Pretty much all the major newspaper now tend to rate theatre productions numerically – out of five or ten. This is probably not good for the quality of writing that Hazlitt championed, but it does allow the media and web to offer comparative tables – a review of reviews. Perhaps this is what is meant by the semantic web – we will be able to type in our mood to a search engine (say ‘sad’) and bring up a recommendation of a play or film with seats free tonight…
Are children too exposed to sexual imagery through marketing and advertising? Having done some research on children as consumers, I am giving evidence to the Scottish Parliament on this at their request. The session is covered in the Scotsman (with lively debate from readers).
The interesting story is around Playboy. The MSPs have written to Playboy out of concern at the sale of Playboy branded equipment for children – pencil cases and the like.
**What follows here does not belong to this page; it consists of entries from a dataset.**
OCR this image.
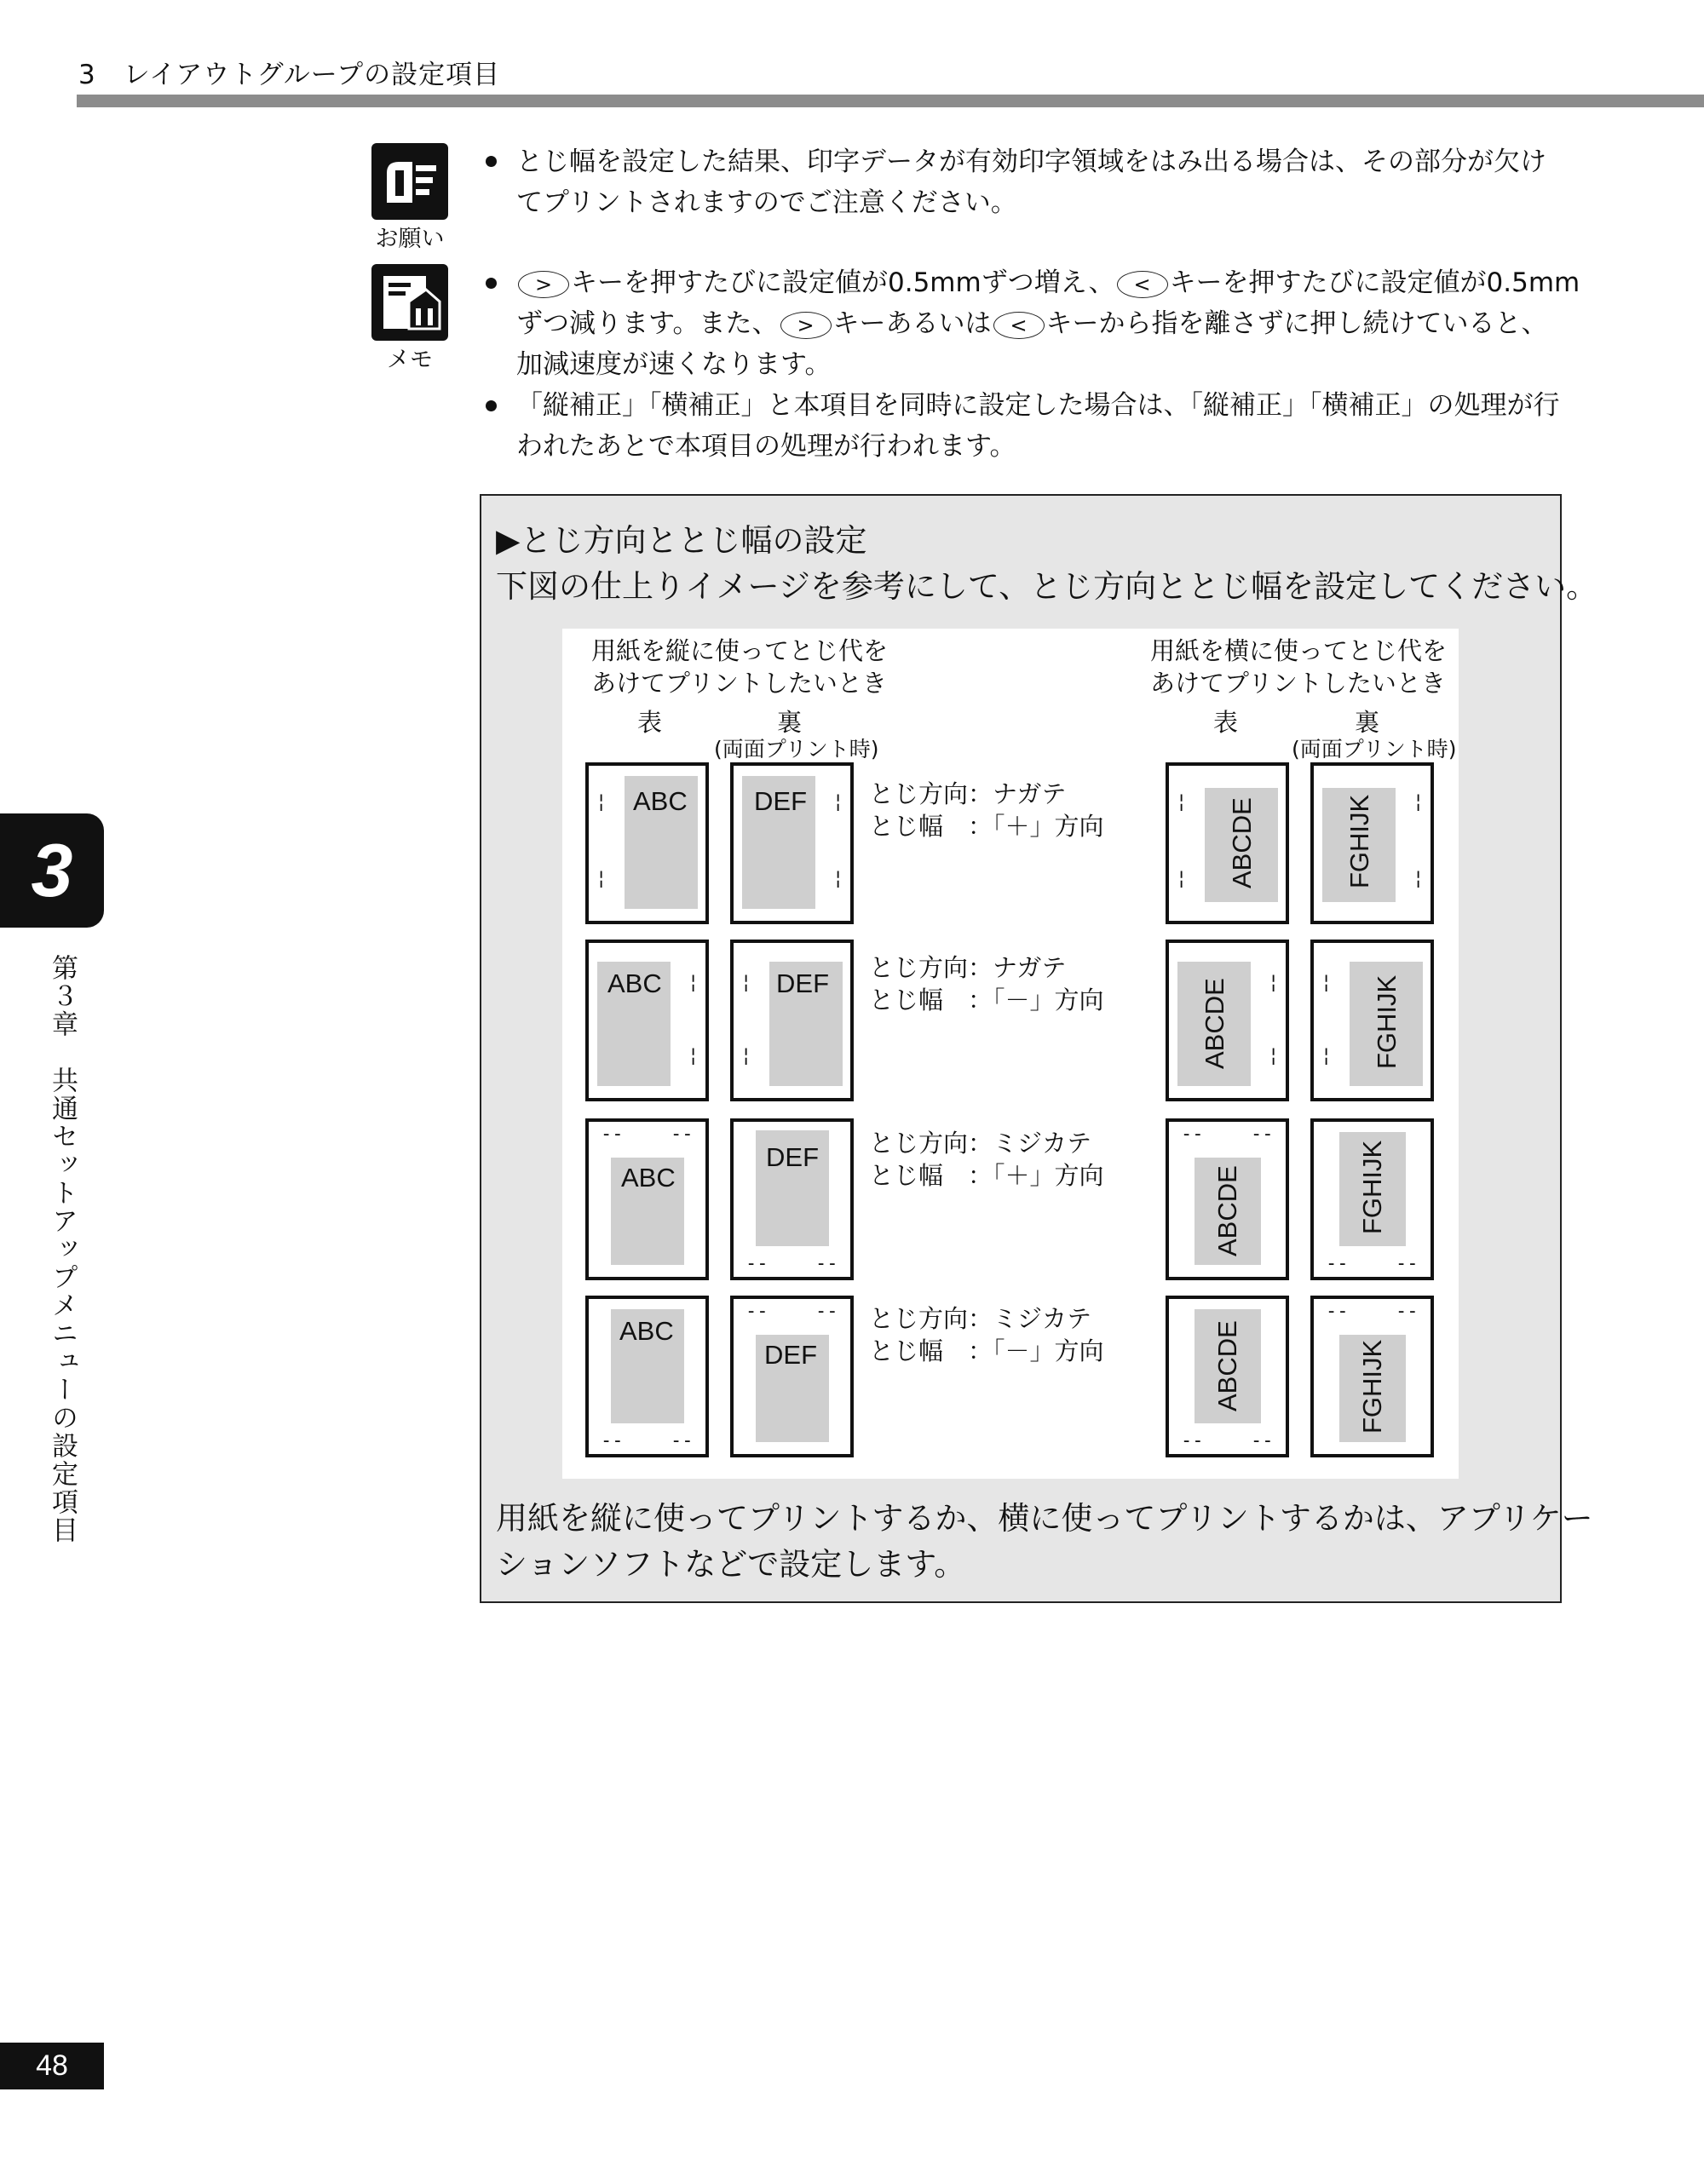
3　レイアウトグループの設定項目
お願い
とじ幅を設定した結果、印字データが有効印字領域をはみ出る場合は、その部分が欠け
てプリントされますのでご注意ください。
メモ
> キーを押すたびに設定値が0.5mmずつ増え、 < キーを押すたびに設定値が0.5mm
ずつ減ります。また、 > キーあるいは < キーから指を離さずに押し続けていると、
加減速度が速くなります。
「縦補正」「横補正」と本項目を同時に設定した場合は、「縦補正」「横補正」の処理が行
われたあとで本項目の処理が行われます。
▶とじ方向ととじ幅の設定
下図の仕上りイメージを参考にして、とじ方向ととじ幅を設定してください。
用紙を縦に使ってとじ代を
あけてプリントしたいとき
用紙を横に使ってとじ代を
あけてプリントしたいとき
表	裏
(両面プリント時)
表	裏
(両面プリント時)
ABC
¦
¦
DEF ¦
¦
とじ方向：ナガテ
とじ幅　：「＋」方向	ABCDE
¦
¦	FGHIJK ¦
¦
ABC ¦
¦
DEF
¦
¦
とじ方向：ナガテ
とじ幅　：「－」方向	ABCDE ¦
¦	FGHIJK
¦
¦
ABC
--	--
DEF
--	--
とじ方向：ミジカテ
とじ幅　：「＋」方向	ABCDE
--	--
FGHIJK
--	--
ABC
--	--
DEF
--	-- とじ方向：ミジカテ
とじ幅　：「－」方向	ABCDE
--	--
FGHIJK
--	--
用紙を縦に使ってプリントするか、横に使ってプリントするかは、アプリケー
ションソフトなどで設定します。
3
第３章　共通セットアップメニューの設定項目
48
And the CEO of Playboy – Christie Hefner, has written back to assure parliamentarians that not only has Playboy never marketed its products for children. It has never knowingly allowed its licensees to do the same. And they have strict guidelines that says that “Playboy products should not appear instore in the vicinity of brands that are more appropriate to children.”
Well, WH Smith appears to be a licensee as it sells vast numbers of Playboy school kit, which they say is a “fashion range”. But clearly no-one’s told them that, according to Payboy, they shouldn’t be. And the photo below taken by an activist Bath teenager (my thanks) just days ago suggests that the rule on not placing the bunny-adorned items close to children is clearly also flouted – here it is next to Hello Kitty.
I wonder why would companies sell porn icons as a fashion range for children. Could it be profit?